Last Updated: 2/20/17
"Missing plant? I didn't do it!" A doe who was eating leftover squirrel food I dumped out by the pool on 8/18/07. I was outside with her and maybe 15 feet from her.
Deer and Ponds
Dealing with Deer Eating Plants
Photos and Videos of Our Deer
We have about a dozen year-round deer on our five acres. At times, we are frustrated because they get into all sorts of trouble including eating all our favorite plants, flowers, and "deer-proof" plants, leaving hoof prints in the mulched beds, and standing in the ponds. The only way we have found that works to keep them off plants is to physically cage them with circular cages of dog fence or chicken wire. The deer have yet to puncture any of the pond liners. This is the major pond-related concern about deer. My large pond has pea gravel in the shallows to dissipate the weight if a deer steps in there. In areas with many deer, it is a good idea to either cover the liner with gravel or dirt or to perhaps use an extra strong liner.

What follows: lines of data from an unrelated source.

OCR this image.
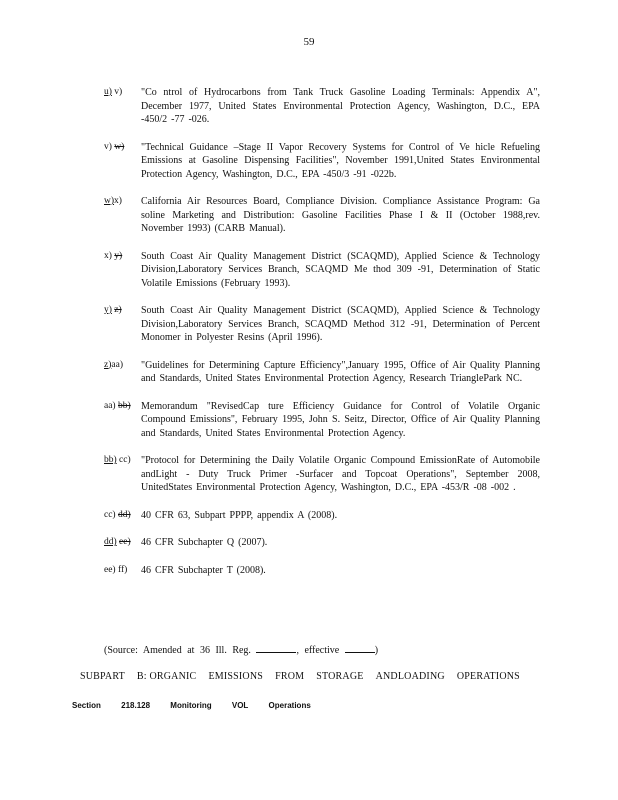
59
u) v)	"Co ntrol of Hydrocarbons from Tank Truck Gasoline Loading Terminals: Appendix A", December 1977, United States Environmental Protection Agency, Washington, D.C., EPA -450/2 -77 -026.
v) w)	"Technical Guidance –Stage II Vapor Recovery Systems for Control of Ve hicle Refueling Emissions at Gasoline Dispensing Facilities", November 1991,United States Environmental Protection Agency, Washington, D.C., EPA -450/3 -91 -022b.
w)x)	California Air Resources Board, Compliance Division. Compliance Assistance Program: Ga soline Marketing and Distribution: Gasoline Facilities Phase I & II (October 1988,rev. November 1993) (CARB Manual).
x) y)	South Coast Air Quality Management District (SCAQMD), Applied Science & Technology Division,Laboratory Services Branch, SCAQMD Me thod 309 -91, Determination of Static Volatile Emissions (February 1993).
y) z)	South Coast Air Quality Management District (SCAQMD), Applied Science & Technology Division,Laboratory Services Branch, SCAQMD Method 312 -91, Determination of Percent Monomer in Polyester Resins (April 1996).
z)aa)	"Guidelines for Determining Capture Efficiency",January 1995, Office of Air Quality Planning and Standards, United States Environmental Protection Agency, Research TrianglePark NC.
aa) bb)	Memorandum "RevisedCap ture Efficiency Guidance for Control of Volatile Organic Compound Emissions", February 1995, John S. Seitz, Director, Office of Air Quality Planning and Standards, United States Environmental Protection Agency.
bb) cc)	"Protocol for Determining the Daily Volatile Organic Compound EmissionRate of Automobile andLight - Duty Truck Primer -Surfacer and Topcoat Operations", September 2008, UnitedStates Environmental Protection Agency, Washington, D.C., EPA -453/R -08 -002 .
cc) dd)	40 CFR 63, Subpart PPPP, appendix A (2008).
dd) ee)	46 CFR Subchapter Q (2007).
ee) ff)	46 CFR Subchapter T (2008).
(Source: Amended at 36 Ill. Reg.	, effective	)
SUBPART B: ORGANIC EMISSIONS FROM STORAGE ANDLOADING OPERATIONS
Section	218.128	Monitoring	VOL	Operations
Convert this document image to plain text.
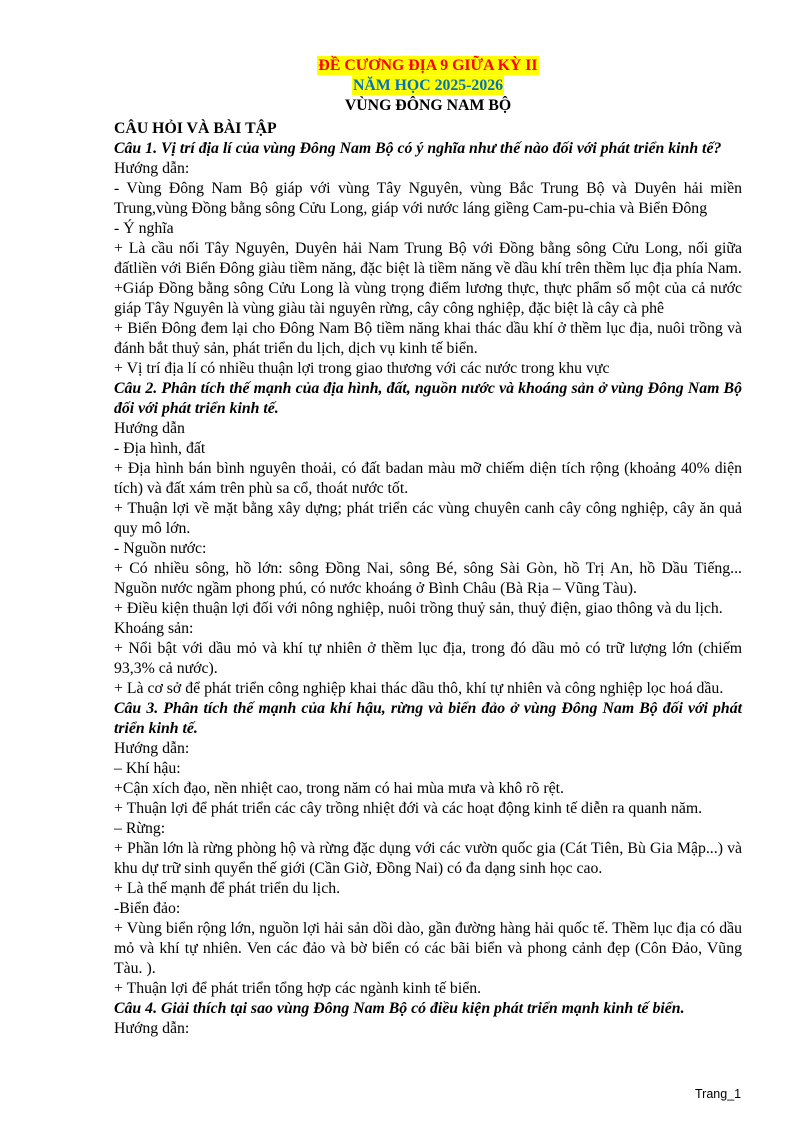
ĐỀ CƯƠNG ĐỊA 9 GIỮA KỲ II
NĂM HỌC 2025-2026
VÙNG ĐÔNG NAM BỘ
CÂU HỎI VÀ BÀI TẬP

Câu 1. Vị trí địa lí của vùng Đông Nam Bộ có ý nghĩa như thế nào đối với phát triển kinh tế?

Hướng dẫn:

- Vùng Đông Nam Bộ giáp với vùng Tây Nguyên, vùng Bắc Trung Bộ và Duyên hải miền Trung,vùng Đồng bằng sông Cửu Long, giáp với nước láng giềng Cam-pu-chia và Biển Đông

- Ý nghĩa

+ Là cầu nối Tây Nguyên, Duyên hải Nam Trung Bộ với Đồng bằng sông Cửu Long, nối giữa đấtliền với Biển Đông giàu tiềm năng, đặc biệt là tiềm năng về dầu khí trên thềm lục địa phía Nam.

+Giáp Đồng bằng sông Cửu Long là vùng trọng điểm lương thực, thực phẩm số một của cả nước giáp Tây Nguyên là vùng giàu tài nguyên rừng, cây công nghiệp, đặc biệt là cây cà phê

+ Biển Đông đem lại cho Đông Nam Bộ tiềm năng khai thác dầu khí ở thềm lục địa, nuôi trồng và đánh bắt thuỷ sản, phát triển du lịch, dịch vụ kinh tế biển.

+ Vị trí địa lí có nhiều thuận lợi trong giao thương với các nước trong khu vực

Câu 2. Phân tích thế mạnh của địa hình, đất, nguồn nước và khoáng sản ở vùng Đông Nam Bộ đối với phát triển kinh tế.

Hướng dẫn

- Địa hình, đất

+ Địa hình bán bình nguyên thoải, có đất badan màu mỡ chiếm diện tích rộng (khoảng 40% diện tích) và đất xám trên phù sa cổ, thoát nước tốt.

+ Thuận lợi về mặt bằng xây dựng; phát triển các vùng chuyên canh cây công nghiệp, cây ăn quả quy mô lớn.

- Nguồn nước:

+ Có nhiều sông, hồ lớn: sông Đồng Nai, sông Bé, sông Sài Gòn, hồ Trị An, hồ Dầu Tiếng... Nguồn nước ngầm phong phú, có nước khoáng ở Bình Châu (Bà Rịa – Vũng Tàu).

+ Điều kiện thuận lợi đối với nông nghiệp, nuôi trồng thuỷ sản, thuỷ điện, giao thông và du lịch.

Khoáng sản:

+ Nổi bật với dầu mỏ và khí tự nhiên ở thềm lục địa, trong đó dầu mỏ có trữ lượng lớn (chiếm 93,3% cả nước).

+ Là cơ sở để phát triển công nghiệp khai thác dầu thô, khí tự nhiên và công nghiệp lọc hoá dầu.

Câu 3. Phân tích thế mạnh của khí hậu, rừng và biển đảo ở vùng Đông Nam Bộ đối với phát triển kinh tế.

Hướng dẫn:

– Khí hậu:

+Cận xích đạo, nền nhiệt cao, trong năm có hai mùa mưa và khô rõ rệt.

+ Thuận lợi để phát triển các cây trồng nhiệt đới và các hoạt động kinh tế diễn ra quanh năm.

– Rừng:

+ Phần lớn là rừng phòng hộ và rừng đặc dụng với các vườn quốc gia (Cát Tiên, Bù Gia Mập...) và khu dự trữ sinh quyển thế giới (Cần Giờ, Đồng Nai) có đa dạng sinh học cao.

+ Là thế mạnh để phát triển du lịch.

-Biển đảo:

+ Vùng biển rộng lớn, nguồn lợi hải sản dồi dào, gần đường hàng hải quốc tế. Thềm lục địa có dầu mỏ và khí tự nhiên. Ven các đảo và bờ biển có các bãi biển và phong cảnh đẹp (Côn Đảo, Vũng Tàu. ).

+ Thuận lợi để phát triển tổng hợp các ngành kinh tế biển.

Câu 4. Giải thích tại sao vùng Đông Nam Bộ có điều kiện phát triển mạnh kinh tế biển.

Hướng dẫn:

Trang_1
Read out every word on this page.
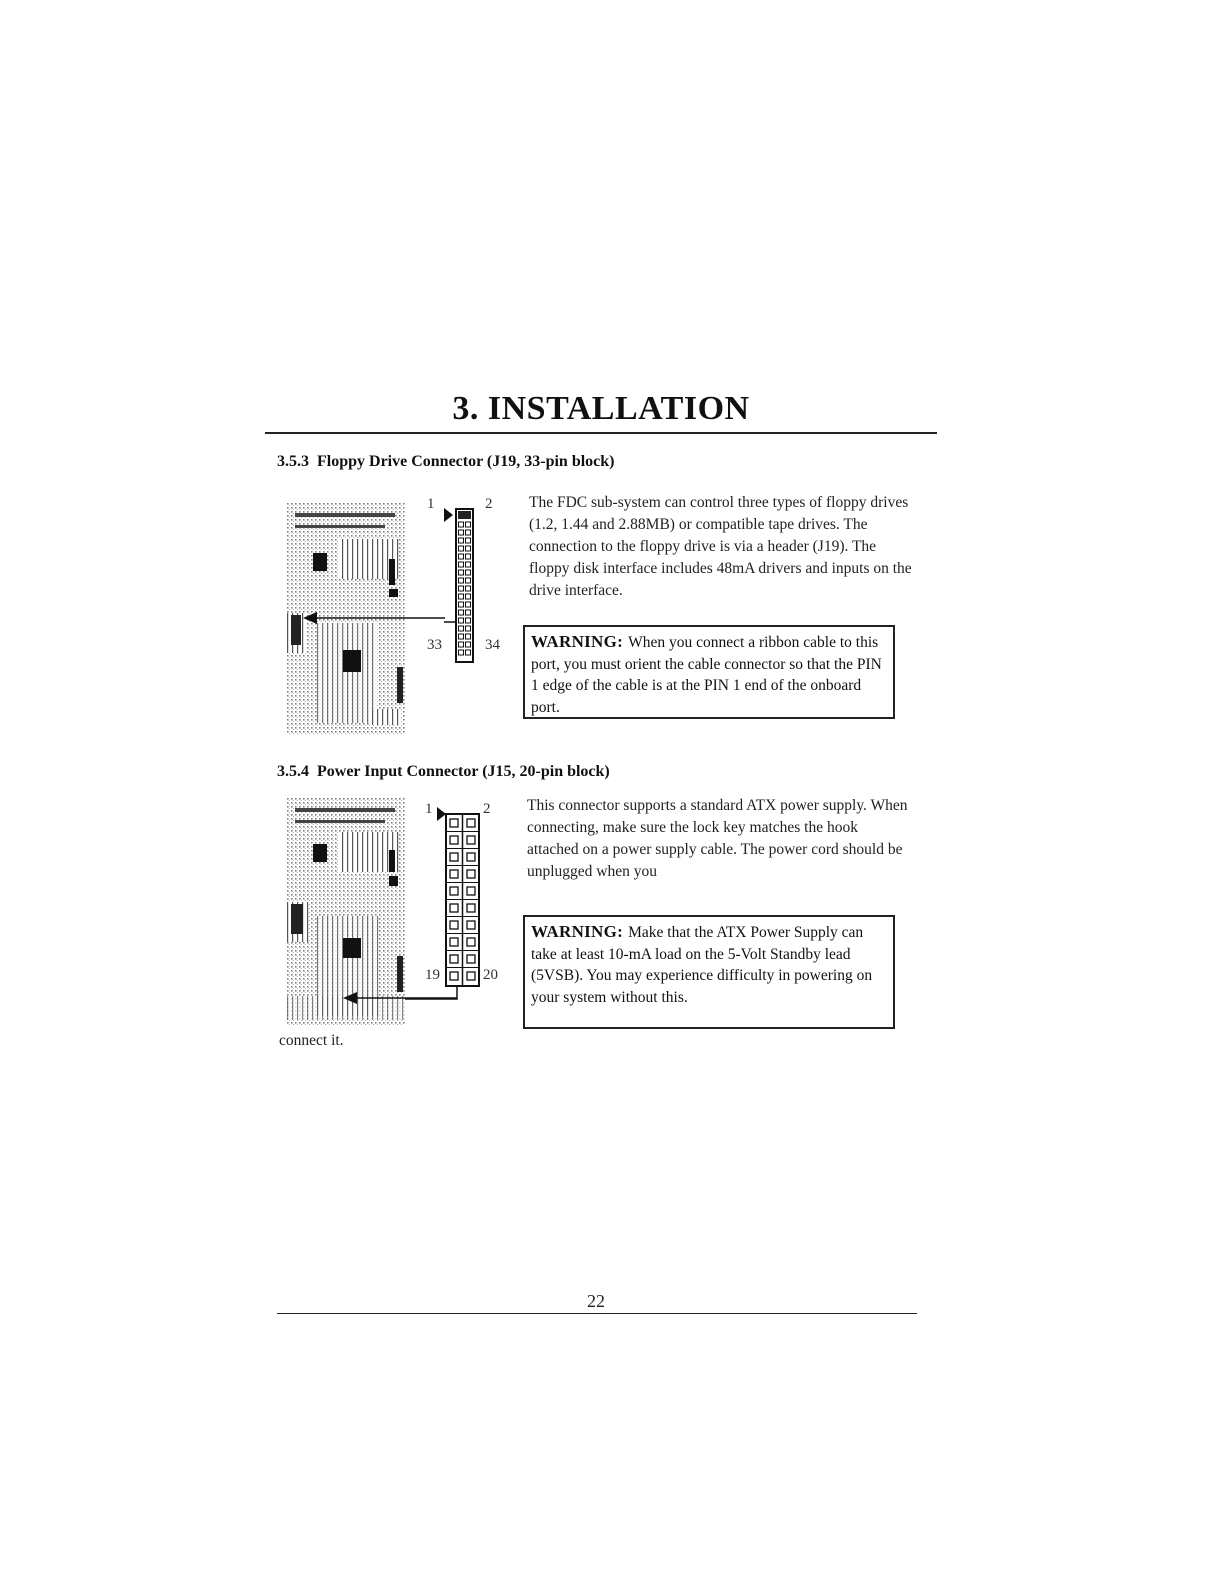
3. INSTALLATION
3.5.3 Floppy Drive Connector (J19, 33-pin block)
1	2
33	34
The FDC sub-system can control three types of floppy drives (1.2, 1.44 and 2.88MB) or compatible tape drives. The connection to the floppy drive is via a header (J19). The floppy disk interface includes 48mA drivers and inputs on the drive interface.
WARNING: When you connect a ribbon cable to this port, you must orient the cable connector so that the PIN 1 edge of the cable is at the PIN 1 end of the onboard port.
3.5.4 Power Input Connector (J15, 20-pin block)
1	2
19	20
This connector supports a standard ATX power supply. When connecting, make sure the lock key matches the hook attached on a power supply cable. The power cord should be unplugged when you
connect it.
WARNING: Make that the ATX Power Supply can take at least 10-mA load on the 5-Volt Standby lead (5VSB). You may experience difficulty in powering on your system without this.
22
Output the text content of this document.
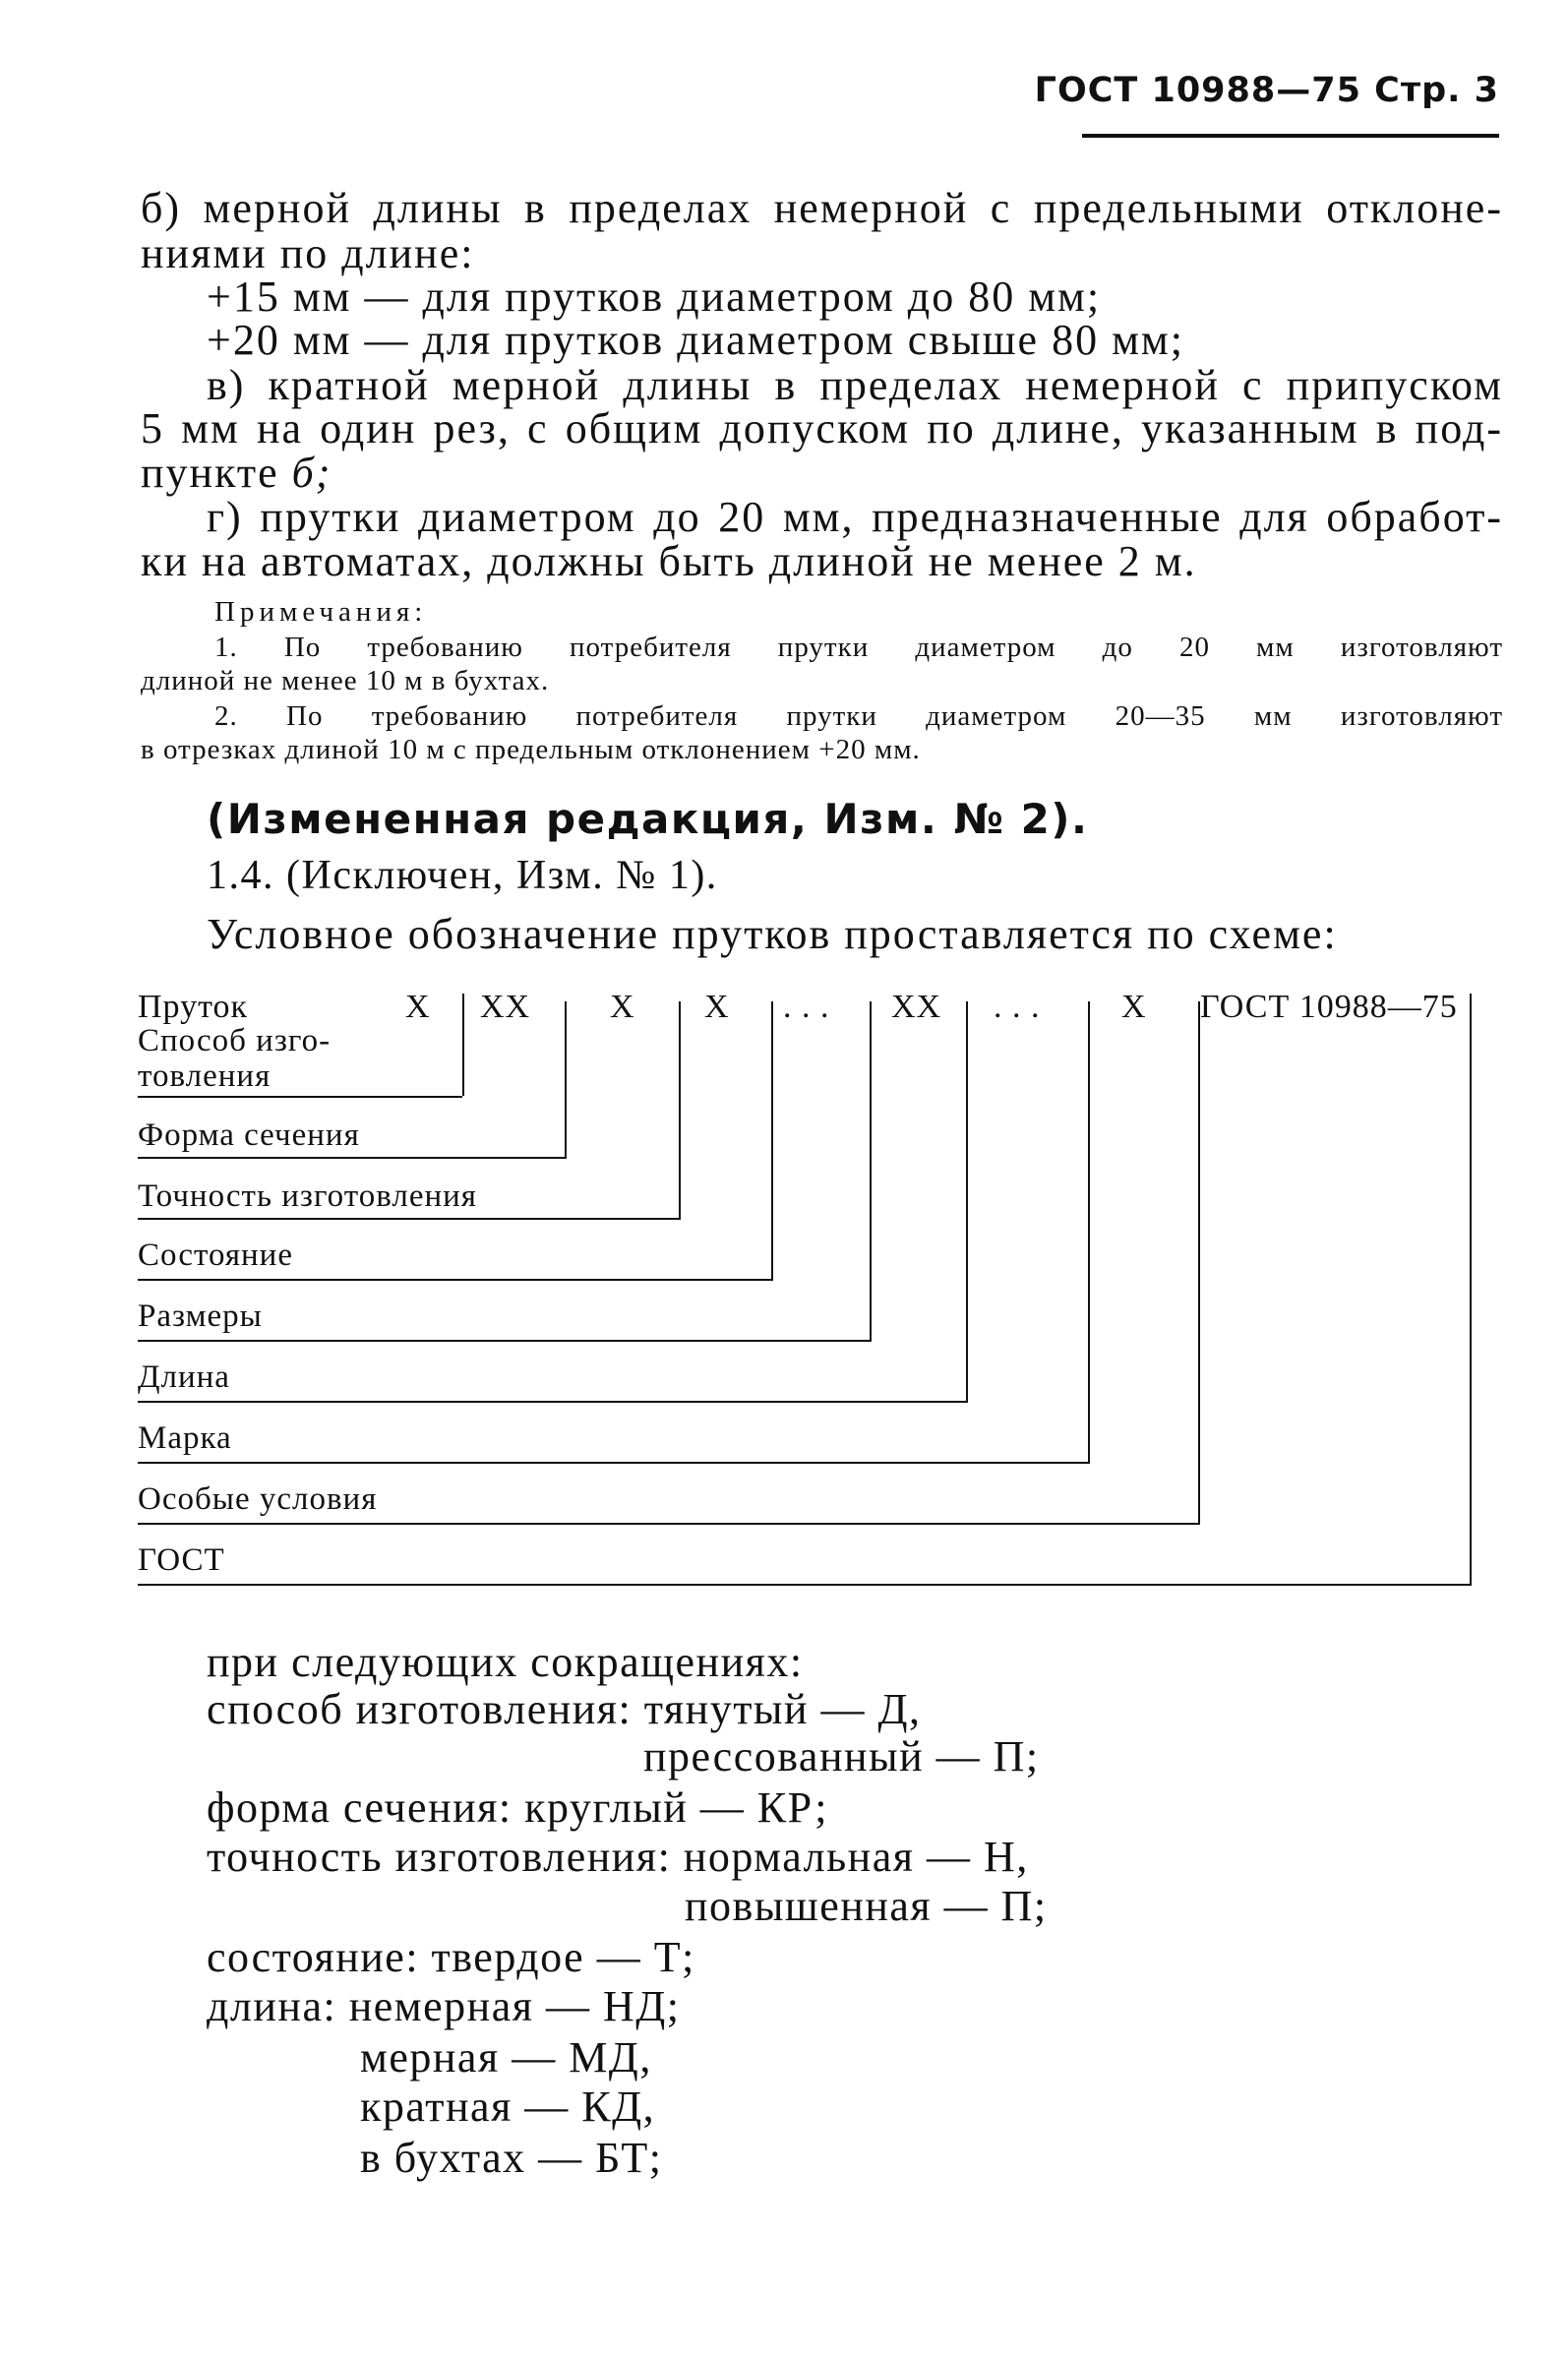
ГОСТ 10988—75 Стр. 3
б) мерной длины в пределах немерной с предельными отклоне-
ниями по длине:
+15 мм — для прутков диаметром до 80 мм;
+20 мм — для прутков диаметром свыше 80 мм;
в) кратной мерной длины в пределах немерной с припуском
5 мм на один рез, с общим допуском по длине, указанным в под-
пункте б;
г) прутки диаметром до 20 мм, предназначенные для обработ-
ки на автоматах, должны быть длиной не менее 2 м.
Примечания:
1. По требованию потребителя прутки диаметром до 20 мм изготовляют
длиной не менее 10 м в бухтах.
2. По требованию потребителя прутки диаметром 20—35 мм изготовляют
в отрезках длиной 10 м с предельным отклонением +20 мм.
(Измененная редакция, Изм. № 2).
1.4. (Исключен, Изм. № 1).
Условное обозначение прутков проставляется по схеме:
Пруток	X XX X X . . . XX . . . X ГОСТ 10988—75
Способ изго-
товления
Форма сечения
Точность изготовления
Состояние
Размеры
Длина
Марка
Особые условия
ГОСТ
при следующих сокращениях:
способ изготовления: тянутый — Д,
прессованный — П;
форма сечения: круглый — КР;
точность изготовления: нормальная — Н,
повышенная — П;
состояние: твердое — Т;
длина: немерная — НД;
мерная — МД,
кратная — КД,
в бухтах — БТ;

One doe I named My Girl follows me around and eats the extra turkey food. Her yearling son and daughter and new fawns come as well. I can recognize at least half a dozen individual deer and tell you about them. Most of the time, the deer (yes, even bucks who could gore me) and I ignore each other since we are so comfortable with each other. I can get within 3-5 feet no problem. The deer are very sweet and have individual personalities. They eat everything. Nonetheless, I love the deer. If you cannot guess, I vehemently oppose lethal methods to control their overpopulation. It is not their fault that their natural predators (wolves, mountain lions, black bears, etc.) were obliterated. They just want to eat like the rest of us.
For a funny deer story, see my pond stories page.
I will write this section later on how to protect gardens from deer and maybe add some lists of plants our deer like and do not like to eat. We have a lot of deer so it is harder for our plants to survive. I have found that the deer will eat or try most any plant. Fawns will pluck flowers off of daffodils but aside from that, daffodils, lavender, invasive weed grass we do not want, catmint, and catnip are the only plants we have that the deer do not eat (that I can think of at this exact moment!). The following plants were supposed to be deer proof but the deer eat them for sure: forsythia, inkberry holly, peonies, holly, and many more. Most of our small trees, shrubs, and some perennials are now protected with vinyl-coated dog fencing made into cages and anchored into the ground with sod staples which are metal u-shaped things. Favorite deer foods include tulips and azaleas but they will basically eat anything. The rare tree that makes it into a larger seedling then has to deal with the bucks rubbing their antlers up and down it. With our plants, we basically leave them in cages forever so the plants are all stunted. Our original forest (that grew up back when there were fewer deer) is now (2007) 30 years old and has trees that are large and adult. It is the understory that does not really exist except for some invasive, non-native species. If they were removed (yeah, like I have the time!), there would be nothing but mud..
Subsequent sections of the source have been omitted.